Deb hit a drop shot and brought Rosie up to the net, and Rosie ran her heart out and got to the ball on one bounce, scraping her racket along the court and digging the ball up and over a split second before it would have bounced again, and Deb lobbed the ball over her, and Rosie took off like a terrified jackrabbit for the ball, as it soared slowly overhead. She raced toward the baseline, but the ball was going too fast to retrieve, and then, miraculously, it seemed that it might go out.

If it went out, the score would be ad in, a huge advantage.
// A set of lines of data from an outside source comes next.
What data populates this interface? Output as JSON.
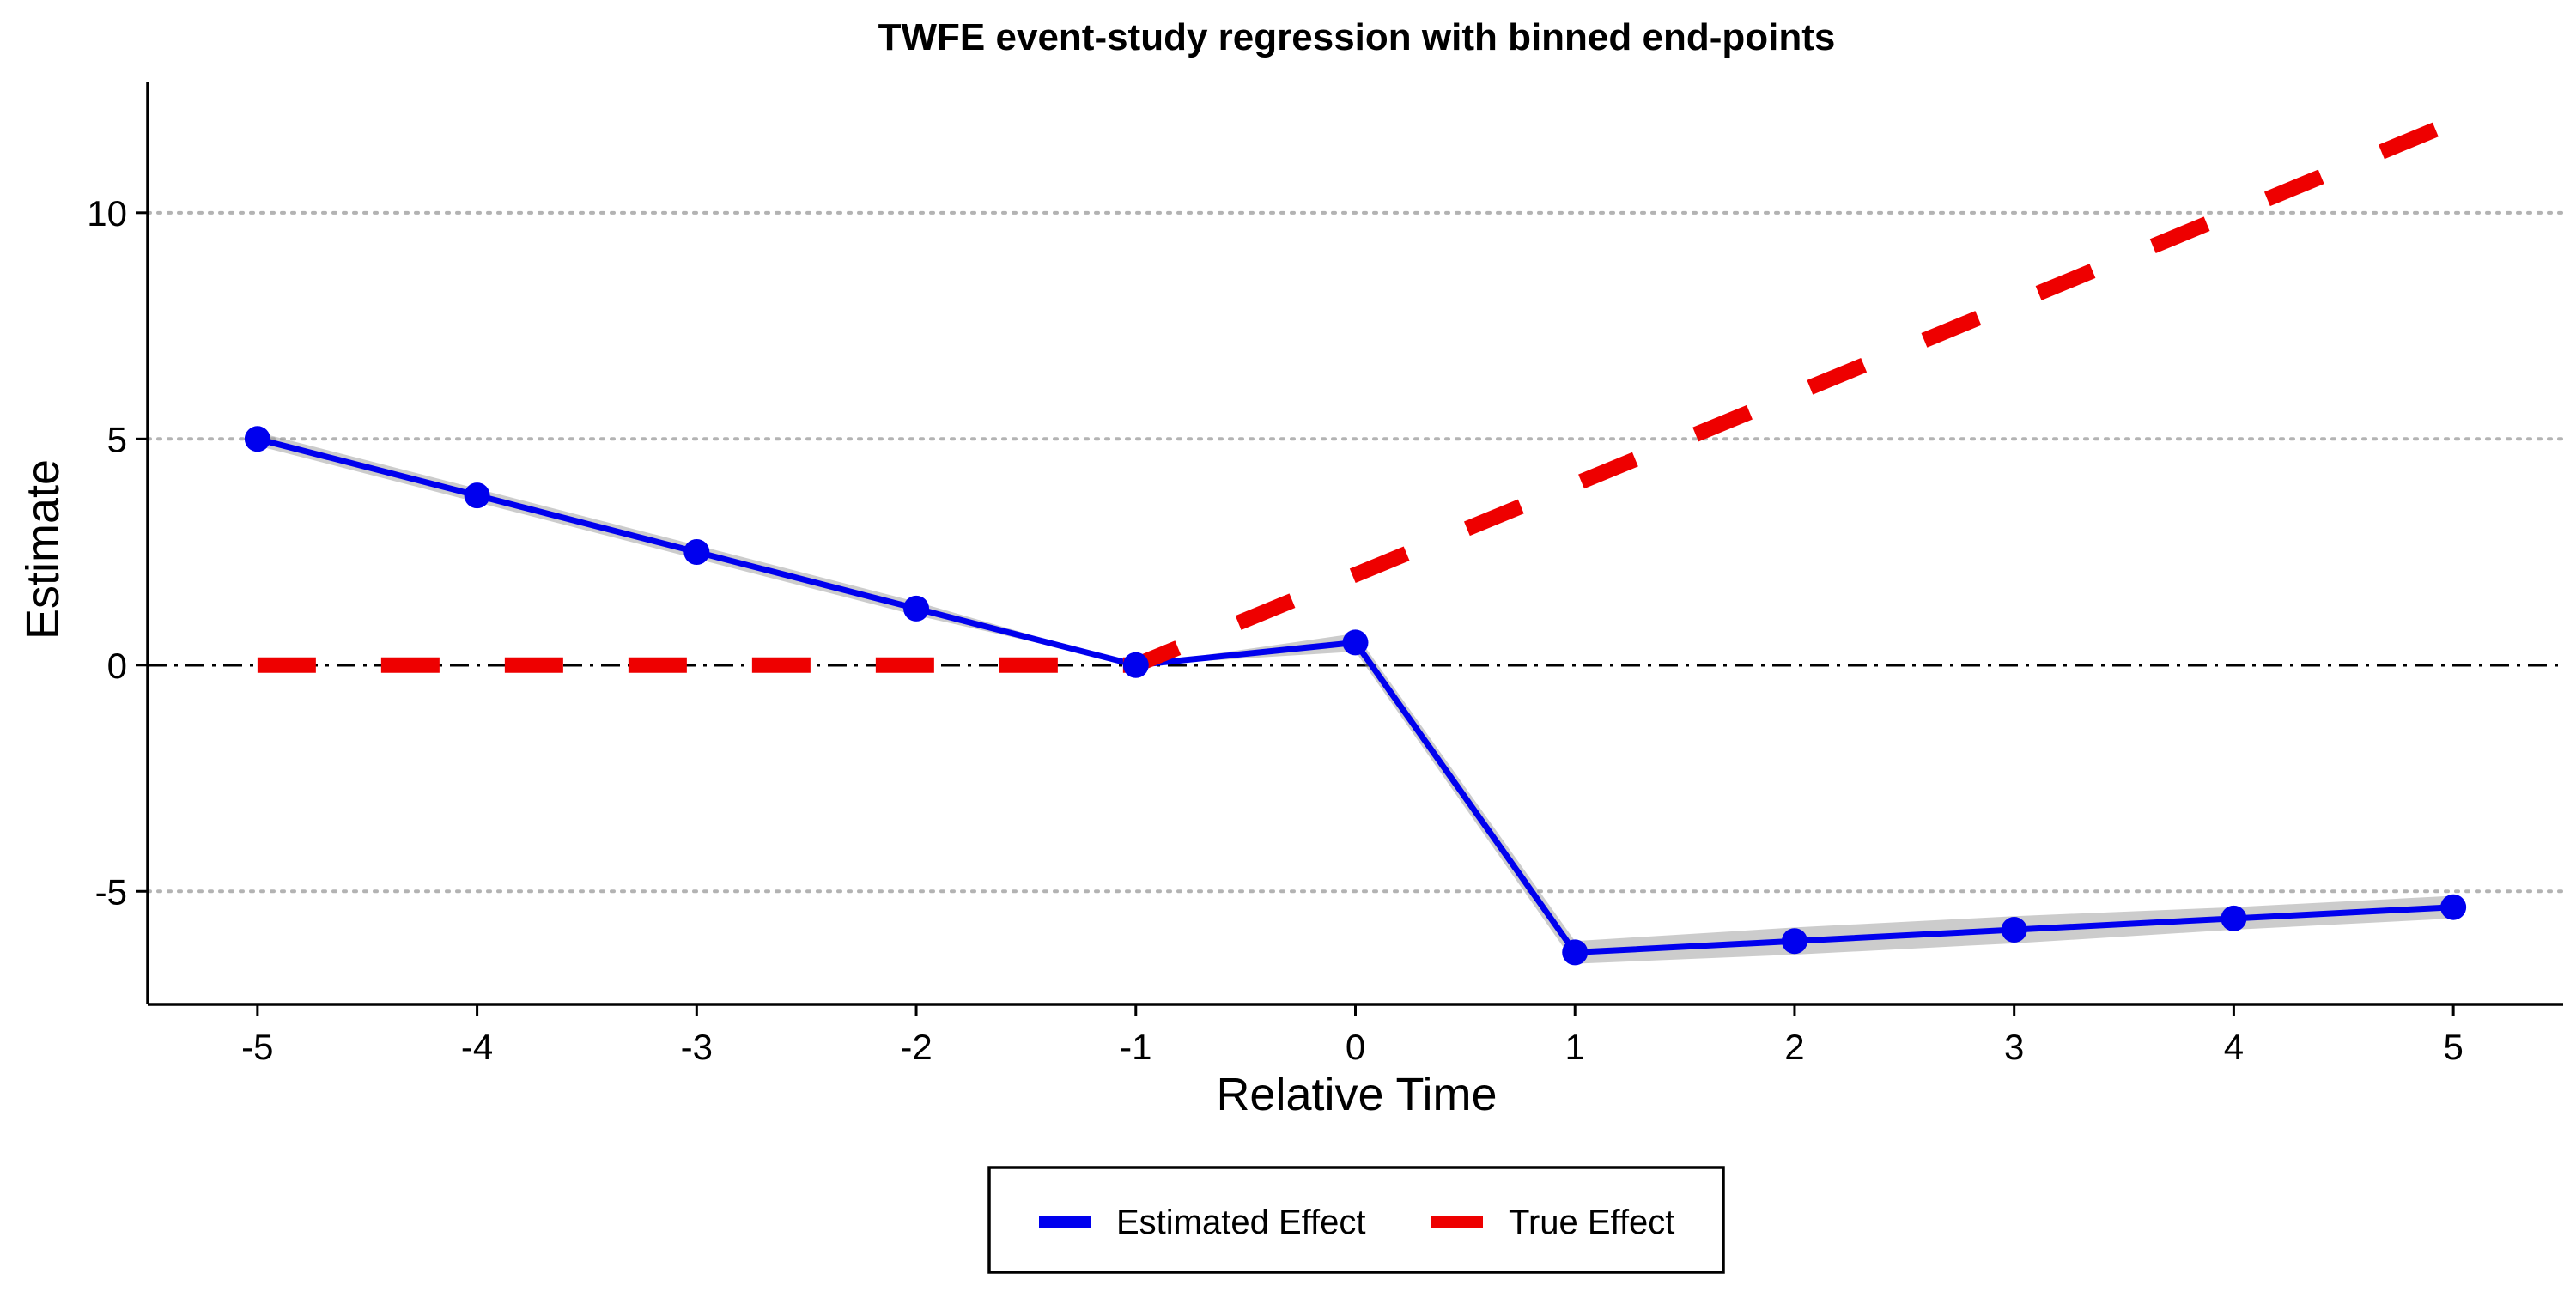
{
  "chart_data": {
    "type": "line",
    "title": "TWFE event-study regression with binned end-points",
    "xlabel": "Relative Time",
    "ylabel": "Estimate",
    "x": [
      -5,
      -4,
      -3,
      -2,
      -1,
      0,
      1,
      2,
      3,
      4,
      5
    ],
    "xlim": [
      -5.5,
      5.5
    ],
    "ylim": [
      -7.5,
      12.9
    ],
    "xticks": [
      -5,
      -4,
      -3,
      -2,
      -1,
      0,
      1,
      2,
      3,
      4,
      5
    ],
    "yticks": [
      -5,
      0,
      5,
      10
    ],
    "grid": "horizontal dotted at -5, 5, 10",
    "reference_line": 0,
    "legend_position": "bottom",
    "series": [
      {
        "name": "Estimated Effect",
        "color": "#0000ee",
        "style": "solid",
        "markers": true,
        "values": [
          5.0,
          3.75,
          2.5,
          1.25,
          0.0,
          0.5,
          -6.35,
          -6.1,
          -5.85,
          -5.6,
          -5.35
        ],
        "ci_lower": [
          4.85,
          3.6,
          2.35,
          1.1,
          0.0,
          0.3,
          -6.6,
          -6.4,
          -6.15,
          -5.85,
          -5.6
        ],
        "ci_upper": [
          5.15,
          3.9,
          2.65,
          1.4,
          0.0,
          0.7,
          -6.1,
          -5.8,
          -5.55,
          -5.35,
          -5.1
        ]
      },
      {
        "name": "True Effect",
        "color": "#ee0000",
        "style": "dashed",
        "markers": false,
        "values": [
          0,
          0,
          0,
          0,
          0,
          2,
          4,
          6,
          8,
          10,
          12
        ]
      }
    ]
  }
}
If it went in, she would be doomed.
Doomed
.

She dashed toward it, running straight back toward the fence so that inadvertently her body was blocking the ball from Deb’s view, and she watched the ball land and, to her horror, catch the line by maybe half an inch, maybe even less, by so little it wasn’t fair, you should get to call a ball like that out, the ball was meant to go out. Rosie was a foot away from where it landed, and in a swirl of fear and disappointment, she shouted, “Out!” before she fully knew what she was doing. “Out,” she said again calmly. She stopped to catch her breath, and heard the ball hit against the back fence, and looked up at the sound.